Apple Watch put to the test for patient engagement

From the mHealthNews archive
By Eric Wicklund

Nebraska Medicine is joining the growing ranks of providers who are trying out the Apple Watch to improve patient engagement.

The health system, comprised of The Nebraska Medical Center, Bellevue Medical Center and UNMC Physicians, is working with its EHR provider, Epic, to make several apps available to patients, as well as one targeted at physicians.

[See also: Epic makes another play for mHealth access to EHRs]

“We’re always looking for ways to improve the satisfaction of our patients,” Michael Ash, MD, chief transformation officer at Nebraska Medicine, recently told WOWT NBC Omaha. “We recognize that as more of our patients use devices like the Apple Watch, we not only have to be able to use that technology to initially provide convenience for them, but we also have to envision how we can also improve patient outcomes via use of the device in the future.”

Like so many other health systems experimenting with the form factor, Nebraska Health sees the Apple Watch as a quick and relatively unobtrusive way to get the patient's attention and pass along simple information, such as a medication reminder, upcoming appointment or a note from one's doctor.

First out of the gate is the Epic MyChart app for Apple Watch, which gives users access to messages from care providers, appointment information, notices (billing details, health reminders and test results) and medication information.
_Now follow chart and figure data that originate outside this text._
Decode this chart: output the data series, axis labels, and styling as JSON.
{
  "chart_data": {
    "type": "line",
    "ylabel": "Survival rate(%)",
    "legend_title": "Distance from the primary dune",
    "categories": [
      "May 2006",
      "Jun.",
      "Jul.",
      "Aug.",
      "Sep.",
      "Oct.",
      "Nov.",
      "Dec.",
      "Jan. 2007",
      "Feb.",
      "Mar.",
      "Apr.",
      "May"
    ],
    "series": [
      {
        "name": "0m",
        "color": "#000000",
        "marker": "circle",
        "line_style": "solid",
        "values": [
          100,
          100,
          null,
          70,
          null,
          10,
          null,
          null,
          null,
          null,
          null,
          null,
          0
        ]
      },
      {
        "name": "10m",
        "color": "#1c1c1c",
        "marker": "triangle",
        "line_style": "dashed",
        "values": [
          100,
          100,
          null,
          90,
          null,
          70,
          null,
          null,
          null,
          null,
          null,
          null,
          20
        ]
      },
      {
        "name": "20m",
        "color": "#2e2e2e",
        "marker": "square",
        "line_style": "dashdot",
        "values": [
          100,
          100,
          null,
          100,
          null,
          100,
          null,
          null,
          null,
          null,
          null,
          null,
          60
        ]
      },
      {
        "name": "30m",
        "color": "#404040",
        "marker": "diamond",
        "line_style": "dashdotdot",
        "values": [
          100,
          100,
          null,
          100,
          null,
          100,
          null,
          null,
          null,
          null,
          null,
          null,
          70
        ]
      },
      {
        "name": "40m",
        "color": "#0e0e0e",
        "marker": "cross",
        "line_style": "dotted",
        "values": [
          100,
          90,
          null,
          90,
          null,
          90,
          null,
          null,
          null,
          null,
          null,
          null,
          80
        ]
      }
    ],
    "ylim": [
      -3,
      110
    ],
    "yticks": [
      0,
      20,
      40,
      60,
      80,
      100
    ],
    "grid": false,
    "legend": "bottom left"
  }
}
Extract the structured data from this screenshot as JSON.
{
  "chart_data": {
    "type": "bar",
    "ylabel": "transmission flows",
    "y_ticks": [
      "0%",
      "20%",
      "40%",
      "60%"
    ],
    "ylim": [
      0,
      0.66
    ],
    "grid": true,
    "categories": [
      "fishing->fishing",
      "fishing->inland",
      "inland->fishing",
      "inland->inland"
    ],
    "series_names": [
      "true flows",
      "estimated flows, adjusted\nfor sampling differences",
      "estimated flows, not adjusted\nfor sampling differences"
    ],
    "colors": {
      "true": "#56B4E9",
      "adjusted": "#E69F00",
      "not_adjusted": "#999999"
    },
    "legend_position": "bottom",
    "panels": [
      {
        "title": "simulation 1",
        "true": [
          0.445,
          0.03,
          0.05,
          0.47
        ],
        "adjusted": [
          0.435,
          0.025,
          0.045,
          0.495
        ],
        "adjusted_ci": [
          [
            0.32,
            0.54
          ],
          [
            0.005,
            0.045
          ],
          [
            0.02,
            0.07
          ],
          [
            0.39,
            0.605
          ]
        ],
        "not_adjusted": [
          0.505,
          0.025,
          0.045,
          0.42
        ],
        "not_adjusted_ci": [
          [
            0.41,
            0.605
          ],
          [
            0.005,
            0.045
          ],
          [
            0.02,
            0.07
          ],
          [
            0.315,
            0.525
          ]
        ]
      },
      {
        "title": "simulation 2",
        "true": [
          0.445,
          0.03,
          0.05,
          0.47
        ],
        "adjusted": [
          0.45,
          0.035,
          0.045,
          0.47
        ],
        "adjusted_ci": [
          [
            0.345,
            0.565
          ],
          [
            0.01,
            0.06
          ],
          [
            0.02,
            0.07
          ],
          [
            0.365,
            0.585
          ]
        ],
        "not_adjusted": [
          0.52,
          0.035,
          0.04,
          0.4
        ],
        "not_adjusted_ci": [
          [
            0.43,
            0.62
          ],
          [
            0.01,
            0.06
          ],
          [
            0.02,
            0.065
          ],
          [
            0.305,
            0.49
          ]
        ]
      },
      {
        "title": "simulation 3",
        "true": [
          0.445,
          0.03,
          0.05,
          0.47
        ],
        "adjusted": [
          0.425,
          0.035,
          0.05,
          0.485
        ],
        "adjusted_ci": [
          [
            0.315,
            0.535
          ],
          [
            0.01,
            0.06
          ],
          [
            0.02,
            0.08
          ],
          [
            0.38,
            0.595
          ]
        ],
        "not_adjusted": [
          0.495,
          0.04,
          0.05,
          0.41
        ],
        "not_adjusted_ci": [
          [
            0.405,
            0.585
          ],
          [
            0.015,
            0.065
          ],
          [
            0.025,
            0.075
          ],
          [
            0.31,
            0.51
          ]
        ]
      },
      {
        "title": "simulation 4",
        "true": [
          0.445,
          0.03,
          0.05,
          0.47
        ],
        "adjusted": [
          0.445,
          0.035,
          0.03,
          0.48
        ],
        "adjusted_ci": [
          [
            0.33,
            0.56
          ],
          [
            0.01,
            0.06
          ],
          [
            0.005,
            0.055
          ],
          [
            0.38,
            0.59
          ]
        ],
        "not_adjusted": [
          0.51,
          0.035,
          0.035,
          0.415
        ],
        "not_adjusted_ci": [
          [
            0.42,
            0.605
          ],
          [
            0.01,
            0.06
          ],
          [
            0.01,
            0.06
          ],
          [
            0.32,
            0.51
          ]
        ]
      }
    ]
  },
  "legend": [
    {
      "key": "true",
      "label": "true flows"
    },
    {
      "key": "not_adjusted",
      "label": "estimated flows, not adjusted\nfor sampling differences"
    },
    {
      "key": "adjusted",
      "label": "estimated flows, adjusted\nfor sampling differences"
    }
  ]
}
Another app in development would enable users to receive quick "tap" messages from care providers, while yet another would enable them to reschedule upcoming appointments if an earlier time slot opened up.

[See also: Is the Apple Watch a pioneer or pinata?]

Another app builds off Epic's Haiku mobile app for the iPhone, giving physicians access to patient records and schedules and enabling them to dictate a note or message into the patient's record or to the patient.

“It's great to see Nebraska Medicine help lead the way on patient engagement with the Apple Watch," Sumit Rana, Epic's senior vice president for research and development, told the news station. “Wearables such as the Apple Watch have great potential to empower patients as active participants in their own healthcare and wellness while improving the overall care experience.”